Birmingham could become a "bootleg city" swamped by illegal drinking dens following the chaotic implementation of the Licensing Act, it has been claimed.
City councillors warned that hundreds of pubs, bars and clubs face going out of business by Christmas because managers have failed to apply for licences under the new legislation.
With a cut-off date of August 6 for applicants to be certain of having their liquor licence transferred under the new Act, only 12 per cent of premises in Birmingham have submitted the necessary paperwork.
Lawyers have warned that, given the length and complexity of the licensing paperwork, applicants risk waiting months to receive approval if forms are sent to the council after the end of August.
The Government has decided that the terms of the Act will come into force on November 24, opening up the possibility that thousands of Brummies will face a dry Christmas.
The council last night voted to ask the Government to extend the deadline for licensed premises to register.
Bruce Lines, vice-chairman of the licensing committee, said applications had been received from only 400 out of the city's 2,500 drinking establishments.
Most publicans and club owners could not understand the complicated paperwork that they were obliged to fill out and as a result were not bothering to make an application, he said.
Coun Lines (Con Bartley Green) added: "What will Christmas in Birmingham be like if the deadline is not extended? People will be on a diet of cola."
The prospect of so many bars and clubs closing down would have a serious impact on the city economy and would also lead to illegal drinking venues opening," he claimed.
Failure to extend the deadline would result in severe repercussions for licensed premises, the council and for the police who would be expected to keep the streets safe, Coun Lines claimed.
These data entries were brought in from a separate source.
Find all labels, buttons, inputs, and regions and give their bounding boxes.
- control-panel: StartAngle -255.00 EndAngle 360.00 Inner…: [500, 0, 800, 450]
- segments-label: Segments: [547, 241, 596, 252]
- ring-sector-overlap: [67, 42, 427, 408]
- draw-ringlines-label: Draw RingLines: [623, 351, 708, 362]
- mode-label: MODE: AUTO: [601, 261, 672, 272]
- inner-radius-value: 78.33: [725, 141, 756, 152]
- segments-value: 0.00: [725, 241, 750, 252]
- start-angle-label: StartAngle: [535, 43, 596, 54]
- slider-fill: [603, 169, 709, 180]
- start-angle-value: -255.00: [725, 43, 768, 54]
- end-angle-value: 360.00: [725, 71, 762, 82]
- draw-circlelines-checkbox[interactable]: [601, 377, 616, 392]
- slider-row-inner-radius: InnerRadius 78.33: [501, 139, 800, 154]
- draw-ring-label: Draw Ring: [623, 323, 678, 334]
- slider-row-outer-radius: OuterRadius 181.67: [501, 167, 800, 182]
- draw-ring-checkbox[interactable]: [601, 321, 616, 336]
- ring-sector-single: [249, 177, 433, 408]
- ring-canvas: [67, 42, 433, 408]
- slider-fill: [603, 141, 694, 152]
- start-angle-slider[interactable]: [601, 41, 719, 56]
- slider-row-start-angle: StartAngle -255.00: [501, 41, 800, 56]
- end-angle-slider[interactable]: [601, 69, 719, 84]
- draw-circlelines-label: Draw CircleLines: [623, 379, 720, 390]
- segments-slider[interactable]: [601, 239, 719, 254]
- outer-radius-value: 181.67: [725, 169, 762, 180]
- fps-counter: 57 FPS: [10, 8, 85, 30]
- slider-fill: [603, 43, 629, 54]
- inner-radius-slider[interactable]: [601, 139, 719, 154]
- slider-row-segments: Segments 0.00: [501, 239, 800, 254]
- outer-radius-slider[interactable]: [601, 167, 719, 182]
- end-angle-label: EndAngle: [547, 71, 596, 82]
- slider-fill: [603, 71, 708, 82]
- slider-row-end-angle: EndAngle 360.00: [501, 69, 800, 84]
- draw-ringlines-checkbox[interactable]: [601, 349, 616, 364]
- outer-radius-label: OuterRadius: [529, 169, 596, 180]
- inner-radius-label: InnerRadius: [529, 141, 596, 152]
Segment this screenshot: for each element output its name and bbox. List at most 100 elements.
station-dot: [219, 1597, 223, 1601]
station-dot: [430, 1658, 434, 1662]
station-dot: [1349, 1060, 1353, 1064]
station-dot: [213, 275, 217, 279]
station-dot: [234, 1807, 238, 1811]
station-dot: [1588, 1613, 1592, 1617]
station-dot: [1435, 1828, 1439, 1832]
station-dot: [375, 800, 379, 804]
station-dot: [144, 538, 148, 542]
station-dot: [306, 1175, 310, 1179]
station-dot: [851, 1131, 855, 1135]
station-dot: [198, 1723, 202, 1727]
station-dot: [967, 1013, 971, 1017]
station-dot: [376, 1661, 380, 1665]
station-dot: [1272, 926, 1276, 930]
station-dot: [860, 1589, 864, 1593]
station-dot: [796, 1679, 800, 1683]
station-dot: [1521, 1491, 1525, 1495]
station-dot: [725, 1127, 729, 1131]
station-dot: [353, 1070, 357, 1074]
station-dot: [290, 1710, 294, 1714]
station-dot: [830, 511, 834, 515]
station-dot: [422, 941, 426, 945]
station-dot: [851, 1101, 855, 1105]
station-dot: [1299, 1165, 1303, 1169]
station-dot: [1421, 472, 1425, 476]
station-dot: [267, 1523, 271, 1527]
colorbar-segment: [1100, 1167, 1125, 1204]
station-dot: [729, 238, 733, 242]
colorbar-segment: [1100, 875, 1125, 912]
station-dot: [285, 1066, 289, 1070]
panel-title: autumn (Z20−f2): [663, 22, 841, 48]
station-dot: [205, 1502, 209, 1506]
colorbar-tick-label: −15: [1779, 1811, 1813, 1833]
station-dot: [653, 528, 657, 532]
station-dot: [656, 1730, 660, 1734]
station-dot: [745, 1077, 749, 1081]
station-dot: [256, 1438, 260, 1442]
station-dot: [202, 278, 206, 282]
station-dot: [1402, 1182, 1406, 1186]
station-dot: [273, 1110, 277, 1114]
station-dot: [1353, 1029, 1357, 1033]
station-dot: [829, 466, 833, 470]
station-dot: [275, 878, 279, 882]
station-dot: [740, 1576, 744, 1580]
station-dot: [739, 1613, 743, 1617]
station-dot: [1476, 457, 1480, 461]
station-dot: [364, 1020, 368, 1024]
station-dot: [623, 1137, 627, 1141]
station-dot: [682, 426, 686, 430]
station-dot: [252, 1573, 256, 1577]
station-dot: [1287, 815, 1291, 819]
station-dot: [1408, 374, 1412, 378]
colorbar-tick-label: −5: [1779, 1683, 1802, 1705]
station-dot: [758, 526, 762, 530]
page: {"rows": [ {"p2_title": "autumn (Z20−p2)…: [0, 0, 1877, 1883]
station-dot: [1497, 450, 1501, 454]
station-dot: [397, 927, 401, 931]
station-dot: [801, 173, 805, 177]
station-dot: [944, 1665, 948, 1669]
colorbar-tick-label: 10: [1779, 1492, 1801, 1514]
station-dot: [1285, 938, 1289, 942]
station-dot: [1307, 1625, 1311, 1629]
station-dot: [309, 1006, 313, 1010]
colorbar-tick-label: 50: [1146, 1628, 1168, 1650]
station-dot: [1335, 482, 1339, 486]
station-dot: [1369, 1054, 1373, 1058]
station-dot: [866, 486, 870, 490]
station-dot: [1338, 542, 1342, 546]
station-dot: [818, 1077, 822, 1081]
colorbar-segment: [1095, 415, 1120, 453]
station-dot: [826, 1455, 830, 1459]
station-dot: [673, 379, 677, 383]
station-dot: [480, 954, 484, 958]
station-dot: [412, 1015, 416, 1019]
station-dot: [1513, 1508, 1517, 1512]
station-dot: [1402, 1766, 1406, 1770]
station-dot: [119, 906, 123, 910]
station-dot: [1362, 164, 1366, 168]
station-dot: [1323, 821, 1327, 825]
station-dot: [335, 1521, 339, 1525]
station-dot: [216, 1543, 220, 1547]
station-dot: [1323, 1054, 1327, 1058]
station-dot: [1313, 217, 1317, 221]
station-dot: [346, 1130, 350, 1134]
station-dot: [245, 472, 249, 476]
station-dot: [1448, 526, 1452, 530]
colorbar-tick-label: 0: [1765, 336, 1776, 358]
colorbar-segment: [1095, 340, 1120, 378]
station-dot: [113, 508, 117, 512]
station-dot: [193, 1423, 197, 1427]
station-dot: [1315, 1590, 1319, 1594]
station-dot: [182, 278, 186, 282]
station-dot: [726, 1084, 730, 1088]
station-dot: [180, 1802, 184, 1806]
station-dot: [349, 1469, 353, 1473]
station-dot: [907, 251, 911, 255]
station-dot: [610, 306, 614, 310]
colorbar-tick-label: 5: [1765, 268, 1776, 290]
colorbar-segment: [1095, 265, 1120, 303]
"We run a real risk that most of our licensed premises will cease to function after November 24.
"Do we really want to create a bootleg Birmingham?"
Coun Nigel Dawkins (Con Bournville) accused the Government of heavy-handedness and of forcing through the new licensing system against an unrealistic timetable. It was a totally bureaucratic and complicated process.
"Decent well-run businesses are being threatened with closure because of poorly drafted legislation. There should have been a 12 to 18 month period to allow a controlled transfer," he added.